Je regarde ses cheveux décolorés en blancs, et ses collants effilochés, on dirait une rock star. Tout à coup Garance prend parti avec la tatouée, ce qui me surprend, je n'attendais aucune réaction de sa part et je pensais qu'elle la traiterai de folle lorsque celle-ci aurait le dos tourné. Mais il n'en est rien.

‒ Je suis totalement d'accord avec toi ! s'engage Garance.

‒ Ah, tu vois ! continue la rock star, puis elle se tourne vers moi. Au fait, je ne sais pas pourquoi tu pleures mais si c'est de ma faute je m'excuse. Je suis très flattée si tu m'as abordé parce que tu voulais fleurter avec moi, ou quoi que ce soit, je sais que nous sommes tous ici pour trouver l'amour... continue-t-elle avec passion, mais JE NE SUIS PAS LESBIENNE.

Garance tente de décortiquer la situation, mais malgré tous ses talents de détective privée, je lis sur son visage que l'enquête n'est, pour le coup, pas une mince affaire. Nous sommes rejointes par Laurène, qui semble furieuse. Je vois des flammes jaillirent de son regard. Et je ne le sens pas bien du tout.

Elle me jette d'abord un premier regard, et je sais qu'elle sonde mes émotions sur mon visage, ce qui n'est pas difficile puisqu'il y a encore la trace de mes larmes sur mes joues bien que j'ai fait mon possible avec le mouchoir.

‒ Dégage de là ! lance-t-elle à l'intention de la tatouée.
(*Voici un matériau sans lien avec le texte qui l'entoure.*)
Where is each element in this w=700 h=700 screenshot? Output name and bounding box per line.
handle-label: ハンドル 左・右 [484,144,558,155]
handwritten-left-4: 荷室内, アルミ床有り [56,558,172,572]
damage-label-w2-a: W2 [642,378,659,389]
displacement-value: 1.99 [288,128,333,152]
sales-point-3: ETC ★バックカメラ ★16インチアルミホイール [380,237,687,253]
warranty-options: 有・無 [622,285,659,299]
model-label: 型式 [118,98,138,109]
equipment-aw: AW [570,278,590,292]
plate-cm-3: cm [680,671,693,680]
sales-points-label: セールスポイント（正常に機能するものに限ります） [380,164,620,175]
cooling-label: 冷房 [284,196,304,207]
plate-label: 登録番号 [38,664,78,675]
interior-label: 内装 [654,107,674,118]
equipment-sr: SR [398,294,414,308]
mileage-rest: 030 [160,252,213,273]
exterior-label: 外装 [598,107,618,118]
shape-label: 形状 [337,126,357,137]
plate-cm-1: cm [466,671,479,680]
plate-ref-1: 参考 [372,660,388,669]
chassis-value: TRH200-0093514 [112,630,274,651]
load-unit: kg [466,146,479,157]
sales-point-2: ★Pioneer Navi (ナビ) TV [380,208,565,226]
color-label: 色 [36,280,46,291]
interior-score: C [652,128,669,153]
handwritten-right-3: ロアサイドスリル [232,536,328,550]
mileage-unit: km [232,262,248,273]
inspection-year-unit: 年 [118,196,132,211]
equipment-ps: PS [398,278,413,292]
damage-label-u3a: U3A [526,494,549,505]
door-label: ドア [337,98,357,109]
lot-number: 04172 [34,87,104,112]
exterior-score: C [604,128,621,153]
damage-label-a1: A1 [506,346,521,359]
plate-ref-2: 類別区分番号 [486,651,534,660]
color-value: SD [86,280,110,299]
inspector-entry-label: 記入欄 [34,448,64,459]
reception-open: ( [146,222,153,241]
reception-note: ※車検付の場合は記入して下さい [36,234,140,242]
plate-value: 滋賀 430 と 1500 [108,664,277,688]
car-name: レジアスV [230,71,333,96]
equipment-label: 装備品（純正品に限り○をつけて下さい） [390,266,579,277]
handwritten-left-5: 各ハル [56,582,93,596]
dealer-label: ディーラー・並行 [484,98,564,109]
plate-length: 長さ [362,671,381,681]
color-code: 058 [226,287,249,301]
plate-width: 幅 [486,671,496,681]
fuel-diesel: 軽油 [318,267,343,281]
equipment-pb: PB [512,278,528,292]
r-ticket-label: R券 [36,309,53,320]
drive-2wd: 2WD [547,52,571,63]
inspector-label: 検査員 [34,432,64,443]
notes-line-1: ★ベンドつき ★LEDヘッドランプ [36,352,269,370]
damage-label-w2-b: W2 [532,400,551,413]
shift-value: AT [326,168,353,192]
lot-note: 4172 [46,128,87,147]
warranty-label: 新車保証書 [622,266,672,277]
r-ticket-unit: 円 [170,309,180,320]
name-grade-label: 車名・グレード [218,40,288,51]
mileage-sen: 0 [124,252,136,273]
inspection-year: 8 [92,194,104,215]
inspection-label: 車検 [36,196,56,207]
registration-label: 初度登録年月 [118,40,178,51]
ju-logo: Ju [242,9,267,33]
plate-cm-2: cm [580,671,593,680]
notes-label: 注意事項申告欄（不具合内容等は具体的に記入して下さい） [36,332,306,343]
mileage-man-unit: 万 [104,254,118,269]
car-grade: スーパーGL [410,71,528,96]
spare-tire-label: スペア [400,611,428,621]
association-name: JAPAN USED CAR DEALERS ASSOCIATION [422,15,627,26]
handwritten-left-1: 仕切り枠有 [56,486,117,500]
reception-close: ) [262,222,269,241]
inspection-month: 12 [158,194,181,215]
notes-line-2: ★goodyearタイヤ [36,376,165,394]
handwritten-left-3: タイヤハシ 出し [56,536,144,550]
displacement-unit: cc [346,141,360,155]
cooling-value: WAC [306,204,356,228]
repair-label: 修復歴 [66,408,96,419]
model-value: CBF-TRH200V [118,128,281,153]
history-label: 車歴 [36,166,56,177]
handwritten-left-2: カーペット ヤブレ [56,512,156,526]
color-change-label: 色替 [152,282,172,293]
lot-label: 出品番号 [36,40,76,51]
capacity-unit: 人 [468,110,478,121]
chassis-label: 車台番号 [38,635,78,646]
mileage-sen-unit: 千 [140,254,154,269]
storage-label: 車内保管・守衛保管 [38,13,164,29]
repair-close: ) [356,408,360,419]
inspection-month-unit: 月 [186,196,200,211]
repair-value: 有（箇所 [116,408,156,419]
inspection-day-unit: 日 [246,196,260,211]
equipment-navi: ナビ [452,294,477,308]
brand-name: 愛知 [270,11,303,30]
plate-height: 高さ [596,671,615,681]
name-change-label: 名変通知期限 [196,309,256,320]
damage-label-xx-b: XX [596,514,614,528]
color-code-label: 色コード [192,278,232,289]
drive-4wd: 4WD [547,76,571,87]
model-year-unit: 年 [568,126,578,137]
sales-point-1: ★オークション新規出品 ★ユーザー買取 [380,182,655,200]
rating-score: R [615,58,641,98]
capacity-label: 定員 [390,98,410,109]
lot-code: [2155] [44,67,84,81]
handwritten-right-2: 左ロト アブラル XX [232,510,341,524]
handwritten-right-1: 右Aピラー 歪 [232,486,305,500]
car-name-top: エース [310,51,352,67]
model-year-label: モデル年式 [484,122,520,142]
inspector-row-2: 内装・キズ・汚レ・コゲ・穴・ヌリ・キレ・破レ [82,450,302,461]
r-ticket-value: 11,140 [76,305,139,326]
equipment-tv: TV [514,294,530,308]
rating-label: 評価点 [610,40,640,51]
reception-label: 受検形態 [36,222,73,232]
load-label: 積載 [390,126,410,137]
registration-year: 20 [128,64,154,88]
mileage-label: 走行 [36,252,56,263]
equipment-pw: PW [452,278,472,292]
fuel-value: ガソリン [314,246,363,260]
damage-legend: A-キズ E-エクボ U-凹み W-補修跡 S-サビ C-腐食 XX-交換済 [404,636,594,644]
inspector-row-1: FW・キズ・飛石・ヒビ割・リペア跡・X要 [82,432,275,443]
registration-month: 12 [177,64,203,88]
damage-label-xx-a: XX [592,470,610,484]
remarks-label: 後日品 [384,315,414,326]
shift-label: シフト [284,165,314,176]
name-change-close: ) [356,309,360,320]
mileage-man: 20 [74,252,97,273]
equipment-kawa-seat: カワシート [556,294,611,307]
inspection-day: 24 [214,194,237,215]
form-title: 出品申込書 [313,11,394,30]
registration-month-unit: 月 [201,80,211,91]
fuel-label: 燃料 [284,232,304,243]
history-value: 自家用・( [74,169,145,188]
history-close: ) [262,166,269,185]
Son ton est froid et autoritaire. J'en aurais presque frissonné. Elle est drôlement sexy quand elle s'énerve. C'est bizarre mais c'est la seule chose que je pense à l'instant précis. Cependant mon cœur palpite. Pourquoi Laurène fait-elle ça ?

La tension monte.

Garance à du mal à résoudre l'équation qui s'offre à elle : tout comme moi d'ailleurs. Mon souffle se fait court et j'ai comme des fourmis dans le ventre. Je tente de respirer calmement. Je pense que c'est la fin de Candace et Mathieu, sans vraiment savoir pourquoi. Je sais juste que Candace a décidé de mettre fin à sa relation avec Mathieu. Et pourtant ce n'est pas la fin de l'histoire : loin de là.